Again, perhaps we’ll get some narrative reason next season? Or maybe this was just Chibnall extending what Moffat did and making sure that some unscrupulous show runner in the future can’t suddenly kill the Doctor finally at the end of their incarnations. I’m very happy with the general sense of anarchy and glee Master Chibnall has here. But I do hope Chibnall’s plan has marginally more focus than the Master’s.

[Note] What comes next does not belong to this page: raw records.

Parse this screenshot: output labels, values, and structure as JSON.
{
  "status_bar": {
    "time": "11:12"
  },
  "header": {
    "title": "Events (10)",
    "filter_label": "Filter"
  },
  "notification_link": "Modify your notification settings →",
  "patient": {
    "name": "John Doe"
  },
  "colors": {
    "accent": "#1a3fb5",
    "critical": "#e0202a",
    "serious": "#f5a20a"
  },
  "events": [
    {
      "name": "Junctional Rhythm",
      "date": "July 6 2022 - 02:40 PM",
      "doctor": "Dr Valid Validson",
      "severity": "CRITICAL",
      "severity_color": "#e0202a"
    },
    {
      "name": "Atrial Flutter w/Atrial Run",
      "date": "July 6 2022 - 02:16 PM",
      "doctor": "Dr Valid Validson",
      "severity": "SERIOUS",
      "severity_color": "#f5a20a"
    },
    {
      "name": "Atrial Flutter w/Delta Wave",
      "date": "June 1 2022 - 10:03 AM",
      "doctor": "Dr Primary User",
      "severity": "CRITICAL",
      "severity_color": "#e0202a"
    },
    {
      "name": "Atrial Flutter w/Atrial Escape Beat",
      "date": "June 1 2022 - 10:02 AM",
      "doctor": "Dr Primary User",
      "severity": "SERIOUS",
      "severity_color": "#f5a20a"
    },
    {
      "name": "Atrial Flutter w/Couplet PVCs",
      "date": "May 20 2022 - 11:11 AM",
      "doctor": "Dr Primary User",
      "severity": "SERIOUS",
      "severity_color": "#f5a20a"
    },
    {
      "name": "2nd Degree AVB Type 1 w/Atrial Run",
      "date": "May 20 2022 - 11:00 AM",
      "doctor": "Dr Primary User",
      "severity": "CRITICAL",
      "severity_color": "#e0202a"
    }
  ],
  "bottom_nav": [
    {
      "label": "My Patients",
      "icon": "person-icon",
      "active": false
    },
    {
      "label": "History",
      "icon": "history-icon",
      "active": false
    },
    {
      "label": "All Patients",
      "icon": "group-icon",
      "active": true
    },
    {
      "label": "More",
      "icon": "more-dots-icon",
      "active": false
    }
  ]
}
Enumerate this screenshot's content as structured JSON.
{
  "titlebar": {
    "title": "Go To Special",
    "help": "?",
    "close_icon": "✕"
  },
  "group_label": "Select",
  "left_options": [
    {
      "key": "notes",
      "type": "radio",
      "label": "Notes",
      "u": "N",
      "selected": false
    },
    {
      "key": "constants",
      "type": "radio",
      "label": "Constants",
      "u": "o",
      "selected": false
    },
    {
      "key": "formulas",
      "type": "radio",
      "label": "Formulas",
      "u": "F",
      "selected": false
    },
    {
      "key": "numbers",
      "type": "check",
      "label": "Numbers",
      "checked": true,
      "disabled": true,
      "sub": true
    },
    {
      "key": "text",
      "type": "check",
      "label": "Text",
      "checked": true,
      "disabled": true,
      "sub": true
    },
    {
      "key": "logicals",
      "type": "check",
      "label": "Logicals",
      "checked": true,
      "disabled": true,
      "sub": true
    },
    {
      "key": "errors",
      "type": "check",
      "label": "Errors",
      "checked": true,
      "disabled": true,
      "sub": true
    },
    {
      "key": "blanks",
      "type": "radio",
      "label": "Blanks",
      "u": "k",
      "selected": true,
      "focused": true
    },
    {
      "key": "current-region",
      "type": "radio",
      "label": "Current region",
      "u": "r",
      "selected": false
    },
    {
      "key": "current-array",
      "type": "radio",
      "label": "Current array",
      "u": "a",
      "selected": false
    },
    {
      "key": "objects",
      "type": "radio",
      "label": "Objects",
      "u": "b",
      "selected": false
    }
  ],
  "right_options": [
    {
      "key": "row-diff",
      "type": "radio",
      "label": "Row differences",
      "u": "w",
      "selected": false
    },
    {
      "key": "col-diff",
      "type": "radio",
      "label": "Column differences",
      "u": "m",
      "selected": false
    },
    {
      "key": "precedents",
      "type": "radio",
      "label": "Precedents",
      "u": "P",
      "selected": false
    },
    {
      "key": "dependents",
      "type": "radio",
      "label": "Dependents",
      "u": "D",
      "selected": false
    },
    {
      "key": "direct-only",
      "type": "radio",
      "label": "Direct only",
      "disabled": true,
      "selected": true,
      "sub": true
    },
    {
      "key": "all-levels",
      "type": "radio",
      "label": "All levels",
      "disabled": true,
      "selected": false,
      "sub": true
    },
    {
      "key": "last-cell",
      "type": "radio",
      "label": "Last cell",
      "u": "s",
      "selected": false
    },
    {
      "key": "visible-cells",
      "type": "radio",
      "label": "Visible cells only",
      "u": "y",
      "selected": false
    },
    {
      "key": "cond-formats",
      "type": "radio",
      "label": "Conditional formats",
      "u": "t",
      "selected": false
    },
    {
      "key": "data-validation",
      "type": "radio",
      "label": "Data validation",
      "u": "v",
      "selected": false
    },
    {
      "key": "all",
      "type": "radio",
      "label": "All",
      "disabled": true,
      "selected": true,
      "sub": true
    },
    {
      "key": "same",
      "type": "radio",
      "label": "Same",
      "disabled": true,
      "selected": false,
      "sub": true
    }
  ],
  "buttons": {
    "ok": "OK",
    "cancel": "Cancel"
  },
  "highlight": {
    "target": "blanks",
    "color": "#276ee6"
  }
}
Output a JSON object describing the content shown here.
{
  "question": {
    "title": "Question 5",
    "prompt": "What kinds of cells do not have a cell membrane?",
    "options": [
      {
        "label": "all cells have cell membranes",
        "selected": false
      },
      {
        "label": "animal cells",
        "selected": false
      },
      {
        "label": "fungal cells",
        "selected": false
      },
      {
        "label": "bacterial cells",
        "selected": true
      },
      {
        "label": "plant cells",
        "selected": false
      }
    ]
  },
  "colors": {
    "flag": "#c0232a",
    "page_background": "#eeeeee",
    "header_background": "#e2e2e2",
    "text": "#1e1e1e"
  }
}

The final scene was nicely on point and brought us right back to show we know and love. Companions saved, not knowing how the Doctor faired, and the Doctor caught in a ridiculous moment by the ludicrous rhinos and trapped in a prison for life. Is it the storm cage? Is it Shada? Who knows, but all we know for certain is she’ll escape next episode, meet the Daleks, and they’ll be plenty more moments of glee. Who knows? Maybe Captain Jack will return. Or perhaps River Song.
All in all, this was an incredibly strong season from start to finish. Loved every moment of it. Can’t wait for the next one.